To be truthful, this blog’s title and theme, “The Misadventures of Captain Headknowledge” is both an indictment and a confession. It’s an indictment for the kind of reason that you may have already read about on my “About Me” page. The confession lies in my honest recognition that I am the sort who has the tendency to, as it is sometimes put, read about the Bible, rather than actually take time to read the Bible.” This is certainly a flaw which stunts my spiritual growth in sanctification and the grace and knowledge of the Lord Jesus Christ. To the extent that my blog is a personal confession, it reminds me to cultivate my own spiritual growth. In the past, I was made to feel that many think this means I must therefore utterly repent of and entirely forsake my tendency to “read about the Bible.” But I disagree, and this is where the indictment part comes in. I regard that attitude to be an overreaction to an otherwise valuable gift of God. A love for reading theology and related Christian literature must not supersede my personal study and application of Scripture, but it needn’t be excluded from my life, either. Old Princeton scholar, Benjamin Breckenridge (B.B.) Warfield has the ultimate quote on this issue, from his book, The Religious Life of Theological Students (P & R Publishing Co.):
Nothing could be more fatal, however, than to set these two things over against one another. Recruiting officers do not dispute whether it is better for soldiers to have a right leg or a left leg: soldiers should have both legs.
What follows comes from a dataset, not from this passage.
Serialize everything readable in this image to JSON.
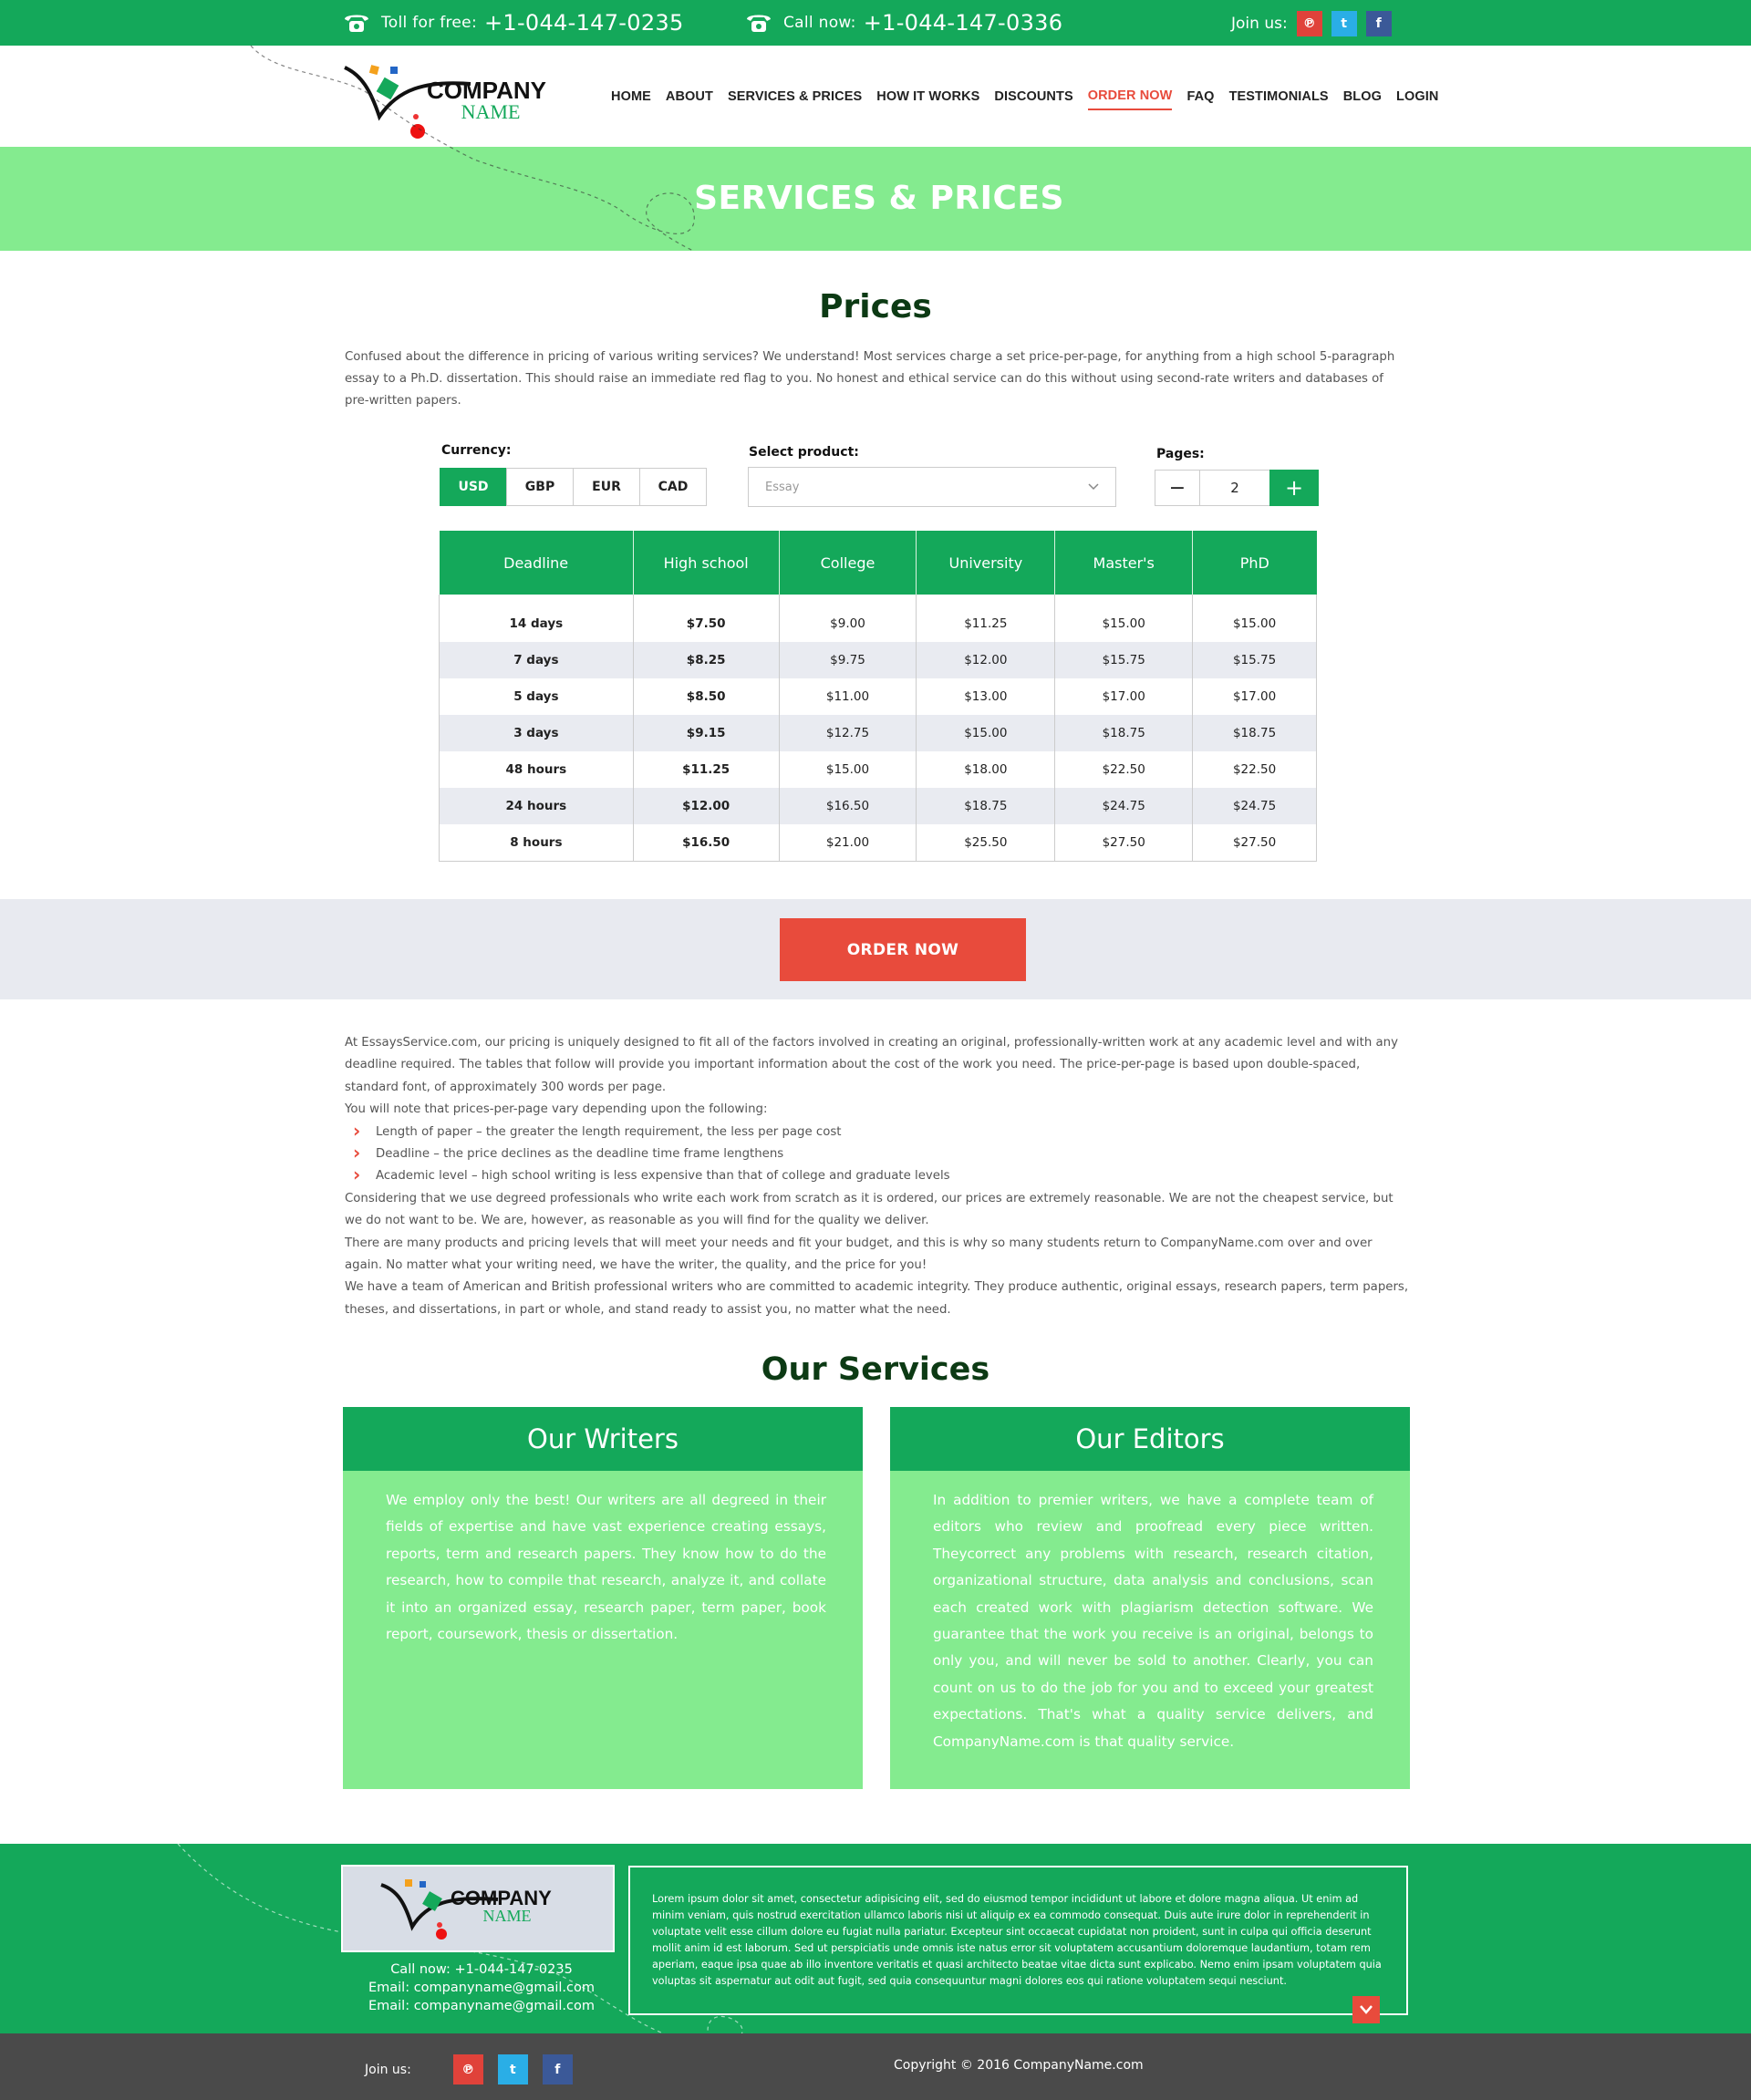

Sometimes we hear it said that ten minutes on your knees will give you a truer, deeper, more operative knowledge of God than ten hours over your books. “What!” is the appropriate response, “than ten hours over your books, on your knees?” Why should you turn from God when you turn to your books, or feel that you must turn from your books in order to turn to God? If learning and devotion are as antagonistic as that, then the intellectual life is in itself accursed, and there can be no question of a religious life for a student, even of theology. HT: Hot Orthodoxy
Such an imbalanced rejection of academic theology as unnecessary or unhelpful “head knowledge” in favor of so-called “heart knowledge” in its extreme forms often seems little more than an individualistic, experiential mysticism. This brings up another, I suppose, the final member of the Old Princeton (before their fall into theological liberalism) and his comments regarding this very problem. Reformed blogger, Jack Miller, recently posted an excerpt from J. Gresham Machen’s book What is Faith? Miller also includes his own remarks, but here’s a little of what Machen has to say on the question of subjective anti-intellectualism and the resultant mysticism against which this blog is in part an indictment:
The depreciation of the intellect, with the exaltation in the place of it of the feelings or of the will, is, we think, a basic fact in modern life, which is rapidly leading to a condition in which men neither know anything nor care anything about the doctrinal content of the Christian religion, and in which there is in general a lamentable intellectual decline. (What is Faith?, p.28)
But if theology be thus abandoned, or if rather (to ease the transition) it be made merely the symbolic expression of religious experience, what is to be put into its place?… Mysticism unquestionably is the natural result of the anti-intellectual tendency which now prevails; for mysticism is the consistent exaltation of experience at the expense of thought. (p.35)
You can read the rest of Miller’s post here.
My sentiments, exactly, Drs. Warfield and Machen!